Published online by Cambridge University Press: 28 November 2024
RETHINKING ANAGARIKA DHARMAPALA IN SOUTH ASIA
On a chilly day in late January 1891, a young man from Ceylon who came to be known as Anagarika Dharmapala had an epiphany while on pilgrimage at the Mahabodhi temple at Bodh Gaya. It was at this spot that the Gautama Buddha is said to have attained Enlightenment while meditating under a peepul tree in the 6th century BCE. Since at least the 18th century, the Mahabodhi temple had been inhabited and maintained by a Saivite Giri matha (monastery) under the leadership of their mahant (chief monk) and became part of Gaya's Hindu ritual circuit. In early 1891, Dharmapala made the arduous trip to Gaya along with a Japanese Theravada monk, Kozen Gunaratna. Dharmapala described the moment in his diary,
As soon as I touched with my forehead the Vajrasana a sudden impulse came to my mind.

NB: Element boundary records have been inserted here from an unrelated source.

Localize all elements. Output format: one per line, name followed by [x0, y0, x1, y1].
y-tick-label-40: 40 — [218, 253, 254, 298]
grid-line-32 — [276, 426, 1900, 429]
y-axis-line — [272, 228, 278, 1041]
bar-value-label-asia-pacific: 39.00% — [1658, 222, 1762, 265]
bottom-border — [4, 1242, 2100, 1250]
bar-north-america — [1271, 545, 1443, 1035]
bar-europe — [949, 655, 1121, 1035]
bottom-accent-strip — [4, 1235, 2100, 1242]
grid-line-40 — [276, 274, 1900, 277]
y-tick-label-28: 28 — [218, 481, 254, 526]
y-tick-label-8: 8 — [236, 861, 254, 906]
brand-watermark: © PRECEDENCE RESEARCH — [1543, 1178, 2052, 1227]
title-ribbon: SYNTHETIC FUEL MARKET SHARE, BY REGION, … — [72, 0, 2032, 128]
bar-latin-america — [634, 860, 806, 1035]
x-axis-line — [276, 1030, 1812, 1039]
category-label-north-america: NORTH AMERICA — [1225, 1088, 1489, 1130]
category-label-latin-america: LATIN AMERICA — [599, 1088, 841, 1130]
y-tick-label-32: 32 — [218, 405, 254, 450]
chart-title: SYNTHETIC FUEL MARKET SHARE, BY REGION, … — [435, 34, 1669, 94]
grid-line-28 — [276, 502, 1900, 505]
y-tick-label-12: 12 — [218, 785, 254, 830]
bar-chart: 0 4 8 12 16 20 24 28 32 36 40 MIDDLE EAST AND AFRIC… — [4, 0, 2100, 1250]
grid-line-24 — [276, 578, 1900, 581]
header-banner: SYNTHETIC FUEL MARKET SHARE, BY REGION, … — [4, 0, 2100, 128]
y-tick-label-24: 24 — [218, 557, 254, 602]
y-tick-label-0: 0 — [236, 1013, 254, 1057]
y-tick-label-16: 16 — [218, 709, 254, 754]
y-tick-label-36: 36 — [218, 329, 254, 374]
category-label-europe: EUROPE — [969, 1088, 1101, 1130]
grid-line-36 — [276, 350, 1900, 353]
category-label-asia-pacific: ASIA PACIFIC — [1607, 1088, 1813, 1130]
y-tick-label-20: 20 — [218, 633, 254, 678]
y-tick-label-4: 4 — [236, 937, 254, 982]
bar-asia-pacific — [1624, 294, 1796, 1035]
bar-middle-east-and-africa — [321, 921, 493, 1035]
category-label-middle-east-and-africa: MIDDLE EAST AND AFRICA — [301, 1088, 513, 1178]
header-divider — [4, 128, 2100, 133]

It prompted me to stop here and take care of this sacred spot—so sacred that nothing in the world is equal to this place where Prince Sakya Sinha gained enlightenment under the Bodhi tree.
The narrative that the Mahabodhi temple needed to be saved and cared for by Buddhists and that it was essentially if not exclusively a Buddhist site had been put into motion with the publication of Sir Edwin Arnold's essay on Bodh Gaya in 1885 in the Daily Telegraph and the many colonial archaeological investigations of Buddhist sites during the 19th century. Even Dharmapala's epiphany to this effect was not unique to him. Around the same time, Kripasaran Mahathera, the soon-to-be founder of the Bauddha Dharmankur Sabha (Bengal Buddhist Association), visited the site and came to the same realization—that both Buddhism and the site needed saving and that these tasks would require, at the very least, his complete dedication to the cause.
This is not to say that there was nothing original about Dharmapala's epiphany at the Mahabodhi temple and his subsequent Buddhist activism. Dharmapala's labours in the arena of equating a ‘revived’ and ‘reformed’ Buddhism with Sinhala identity had lasting effects in modern Sri Lanka. He is best remembered there as a Sinhala nationalist and a figurehead of the Sinhala exclusivist movement that took off in the 1950s.